While the scandal itself is no laughing matter – international experts agree with Mahathir’s assessment that the losses may have crashed the local economy – citizens have shown a sense of humour in responding to it.

Last Christmas, Jho Low-themed festive merchandise made by local lifestyle and gift shop APOM (A Piece of Malaysia) Store flew off the shelves. Among the top-selling items were mugs, T-shirts, activity books and drinks coasters featuring a character resembling Low in a Santa hat emblazoned with slogans such as “Spend it like you stole it” and “Jho Jho Jho! Tis the season of giving … back”.

Jho Low-themed festive merchandise made by Malaysian lifestyle and gift shop APOM Store.
Jho Low-themed festive merchandise made by Malaysian lifestyle and gift shop APOM Store.

On social media, Malaysians have begged local comedian and Jho Low doppelgänger Jason Leong to audition for the role of Low in a movie adaptation of Billion Dollar Whale.

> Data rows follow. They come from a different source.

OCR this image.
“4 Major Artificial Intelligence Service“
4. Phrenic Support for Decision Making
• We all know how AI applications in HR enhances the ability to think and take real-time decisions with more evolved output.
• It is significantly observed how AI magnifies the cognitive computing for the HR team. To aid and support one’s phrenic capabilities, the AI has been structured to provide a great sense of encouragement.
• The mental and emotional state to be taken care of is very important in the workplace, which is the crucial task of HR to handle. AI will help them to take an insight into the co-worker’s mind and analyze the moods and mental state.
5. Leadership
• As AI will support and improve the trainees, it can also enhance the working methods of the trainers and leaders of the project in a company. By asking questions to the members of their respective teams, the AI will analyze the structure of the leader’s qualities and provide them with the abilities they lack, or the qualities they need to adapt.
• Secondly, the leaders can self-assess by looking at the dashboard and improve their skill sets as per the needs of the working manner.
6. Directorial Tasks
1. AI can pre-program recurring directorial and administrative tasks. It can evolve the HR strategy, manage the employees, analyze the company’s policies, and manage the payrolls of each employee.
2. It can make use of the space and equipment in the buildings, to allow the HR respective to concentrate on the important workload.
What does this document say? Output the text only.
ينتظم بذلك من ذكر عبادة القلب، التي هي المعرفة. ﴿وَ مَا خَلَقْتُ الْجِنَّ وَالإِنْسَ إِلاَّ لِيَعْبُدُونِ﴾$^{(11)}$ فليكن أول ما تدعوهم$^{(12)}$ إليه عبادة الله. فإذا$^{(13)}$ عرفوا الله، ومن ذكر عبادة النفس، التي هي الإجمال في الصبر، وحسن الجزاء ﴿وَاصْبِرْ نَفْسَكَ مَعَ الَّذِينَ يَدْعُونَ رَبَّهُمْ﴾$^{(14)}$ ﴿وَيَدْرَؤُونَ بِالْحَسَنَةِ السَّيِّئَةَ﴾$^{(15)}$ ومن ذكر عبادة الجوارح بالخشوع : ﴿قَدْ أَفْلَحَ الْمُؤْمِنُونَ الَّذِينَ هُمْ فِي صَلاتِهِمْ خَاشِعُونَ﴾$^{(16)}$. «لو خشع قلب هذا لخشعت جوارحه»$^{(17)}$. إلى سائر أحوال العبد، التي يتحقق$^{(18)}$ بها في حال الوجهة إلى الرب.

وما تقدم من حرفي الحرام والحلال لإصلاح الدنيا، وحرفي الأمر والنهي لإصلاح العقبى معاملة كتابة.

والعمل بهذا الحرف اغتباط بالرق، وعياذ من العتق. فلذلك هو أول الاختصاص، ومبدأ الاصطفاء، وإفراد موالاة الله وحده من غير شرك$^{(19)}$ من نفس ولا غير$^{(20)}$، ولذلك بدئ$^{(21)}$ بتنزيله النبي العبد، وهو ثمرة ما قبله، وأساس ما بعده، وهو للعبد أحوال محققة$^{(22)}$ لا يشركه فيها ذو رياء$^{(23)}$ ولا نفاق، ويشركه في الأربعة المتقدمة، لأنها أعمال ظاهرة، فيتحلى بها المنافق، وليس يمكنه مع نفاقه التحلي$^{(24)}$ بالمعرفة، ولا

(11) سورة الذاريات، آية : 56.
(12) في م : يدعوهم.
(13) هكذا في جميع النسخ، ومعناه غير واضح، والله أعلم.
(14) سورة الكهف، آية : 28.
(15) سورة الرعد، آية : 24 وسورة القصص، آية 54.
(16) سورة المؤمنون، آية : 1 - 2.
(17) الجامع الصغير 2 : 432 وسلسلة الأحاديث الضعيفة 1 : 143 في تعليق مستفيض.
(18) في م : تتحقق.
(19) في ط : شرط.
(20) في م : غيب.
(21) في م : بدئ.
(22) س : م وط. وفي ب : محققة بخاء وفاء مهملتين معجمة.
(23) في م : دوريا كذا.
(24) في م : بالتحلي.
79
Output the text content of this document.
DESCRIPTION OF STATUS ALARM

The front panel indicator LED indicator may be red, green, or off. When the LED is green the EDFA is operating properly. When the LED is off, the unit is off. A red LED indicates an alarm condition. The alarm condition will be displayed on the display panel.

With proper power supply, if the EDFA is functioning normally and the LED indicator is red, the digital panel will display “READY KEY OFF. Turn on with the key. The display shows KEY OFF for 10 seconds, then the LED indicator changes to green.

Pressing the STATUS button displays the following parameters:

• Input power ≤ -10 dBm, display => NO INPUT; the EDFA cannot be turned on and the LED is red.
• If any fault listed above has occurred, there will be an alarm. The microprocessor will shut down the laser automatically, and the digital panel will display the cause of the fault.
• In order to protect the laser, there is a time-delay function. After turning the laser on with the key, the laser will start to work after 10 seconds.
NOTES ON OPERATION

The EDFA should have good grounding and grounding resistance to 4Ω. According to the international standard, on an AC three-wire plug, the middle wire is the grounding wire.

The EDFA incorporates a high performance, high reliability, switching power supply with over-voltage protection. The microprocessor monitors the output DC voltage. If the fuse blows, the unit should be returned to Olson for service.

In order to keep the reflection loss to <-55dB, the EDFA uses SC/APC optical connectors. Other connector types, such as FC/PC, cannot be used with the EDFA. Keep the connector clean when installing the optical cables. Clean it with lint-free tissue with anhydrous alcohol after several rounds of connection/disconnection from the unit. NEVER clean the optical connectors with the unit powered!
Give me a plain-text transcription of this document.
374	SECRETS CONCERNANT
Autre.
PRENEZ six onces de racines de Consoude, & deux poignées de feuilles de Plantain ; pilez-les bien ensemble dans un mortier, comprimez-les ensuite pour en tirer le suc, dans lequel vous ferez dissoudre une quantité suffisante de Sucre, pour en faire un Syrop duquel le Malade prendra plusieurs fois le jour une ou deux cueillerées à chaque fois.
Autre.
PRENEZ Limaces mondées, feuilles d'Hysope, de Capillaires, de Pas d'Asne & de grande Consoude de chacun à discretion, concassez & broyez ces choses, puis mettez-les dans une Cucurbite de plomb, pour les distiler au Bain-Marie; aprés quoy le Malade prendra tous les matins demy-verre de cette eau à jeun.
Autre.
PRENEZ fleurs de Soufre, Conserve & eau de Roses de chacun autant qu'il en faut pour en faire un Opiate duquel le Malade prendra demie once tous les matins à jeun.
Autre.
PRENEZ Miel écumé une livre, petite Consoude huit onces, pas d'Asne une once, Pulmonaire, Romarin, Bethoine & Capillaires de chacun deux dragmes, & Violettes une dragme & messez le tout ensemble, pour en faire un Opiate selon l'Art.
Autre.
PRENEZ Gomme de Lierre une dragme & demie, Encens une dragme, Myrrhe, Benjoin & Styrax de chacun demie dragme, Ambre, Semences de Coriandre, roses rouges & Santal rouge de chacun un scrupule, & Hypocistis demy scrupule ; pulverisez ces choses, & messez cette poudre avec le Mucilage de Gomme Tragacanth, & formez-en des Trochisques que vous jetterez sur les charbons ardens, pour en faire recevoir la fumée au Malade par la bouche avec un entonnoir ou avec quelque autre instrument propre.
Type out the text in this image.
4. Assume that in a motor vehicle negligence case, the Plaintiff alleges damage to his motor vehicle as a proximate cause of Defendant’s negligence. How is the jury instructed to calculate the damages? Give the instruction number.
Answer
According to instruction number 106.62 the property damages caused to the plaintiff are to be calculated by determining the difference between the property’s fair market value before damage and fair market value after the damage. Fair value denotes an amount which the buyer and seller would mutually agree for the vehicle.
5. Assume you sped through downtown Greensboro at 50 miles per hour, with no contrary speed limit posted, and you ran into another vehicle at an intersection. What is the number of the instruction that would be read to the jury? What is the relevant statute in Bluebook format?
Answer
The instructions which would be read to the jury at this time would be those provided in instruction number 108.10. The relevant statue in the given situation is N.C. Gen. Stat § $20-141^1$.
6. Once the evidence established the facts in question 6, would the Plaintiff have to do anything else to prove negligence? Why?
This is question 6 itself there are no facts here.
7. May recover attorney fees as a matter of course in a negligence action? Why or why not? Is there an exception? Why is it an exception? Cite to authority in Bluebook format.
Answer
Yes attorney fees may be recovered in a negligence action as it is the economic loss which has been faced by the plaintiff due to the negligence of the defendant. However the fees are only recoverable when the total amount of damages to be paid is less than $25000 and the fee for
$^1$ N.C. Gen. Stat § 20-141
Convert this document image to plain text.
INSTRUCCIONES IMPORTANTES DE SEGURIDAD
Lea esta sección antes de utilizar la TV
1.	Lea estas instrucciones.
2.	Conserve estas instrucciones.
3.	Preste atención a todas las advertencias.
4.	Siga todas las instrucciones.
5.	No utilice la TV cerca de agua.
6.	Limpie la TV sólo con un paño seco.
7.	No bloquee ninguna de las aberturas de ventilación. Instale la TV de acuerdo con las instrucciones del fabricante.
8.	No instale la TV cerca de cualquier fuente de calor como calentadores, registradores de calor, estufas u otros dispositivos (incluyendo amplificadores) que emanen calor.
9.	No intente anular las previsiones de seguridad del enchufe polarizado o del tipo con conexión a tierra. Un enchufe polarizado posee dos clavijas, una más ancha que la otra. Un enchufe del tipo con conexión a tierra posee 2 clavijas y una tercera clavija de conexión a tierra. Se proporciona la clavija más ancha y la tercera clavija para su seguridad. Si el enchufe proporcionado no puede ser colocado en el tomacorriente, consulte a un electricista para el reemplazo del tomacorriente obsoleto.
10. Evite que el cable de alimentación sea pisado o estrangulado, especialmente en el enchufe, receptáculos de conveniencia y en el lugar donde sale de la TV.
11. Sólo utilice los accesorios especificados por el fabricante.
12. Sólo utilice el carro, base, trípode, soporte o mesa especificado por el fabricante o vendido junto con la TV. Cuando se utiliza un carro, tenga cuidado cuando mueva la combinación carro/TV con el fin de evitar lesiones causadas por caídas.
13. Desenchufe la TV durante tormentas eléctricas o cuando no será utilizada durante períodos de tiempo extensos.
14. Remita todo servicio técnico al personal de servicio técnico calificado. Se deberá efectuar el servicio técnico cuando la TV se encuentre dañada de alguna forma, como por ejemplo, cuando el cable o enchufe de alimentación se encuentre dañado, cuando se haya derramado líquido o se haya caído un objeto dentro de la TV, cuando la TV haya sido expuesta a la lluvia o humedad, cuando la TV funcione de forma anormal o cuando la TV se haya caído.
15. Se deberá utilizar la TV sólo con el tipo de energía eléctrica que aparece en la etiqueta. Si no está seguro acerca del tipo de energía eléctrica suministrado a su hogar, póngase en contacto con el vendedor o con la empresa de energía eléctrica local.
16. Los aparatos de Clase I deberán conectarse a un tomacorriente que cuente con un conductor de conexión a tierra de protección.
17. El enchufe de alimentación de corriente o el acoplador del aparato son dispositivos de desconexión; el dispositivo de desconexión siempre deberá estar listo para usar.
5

SK Global, the company behind Crazy Rich Asians, has signed a pact with Wright and Hope for the film adaptation of their book. Michelle Yeoh, the Malaysian actress who starred in Crazy Rich Asians, is slated to produce the film.

The film’s makers have not announced a release date as yet, nor confirmed the more important matter of who will be cast as the billion-dollar whale.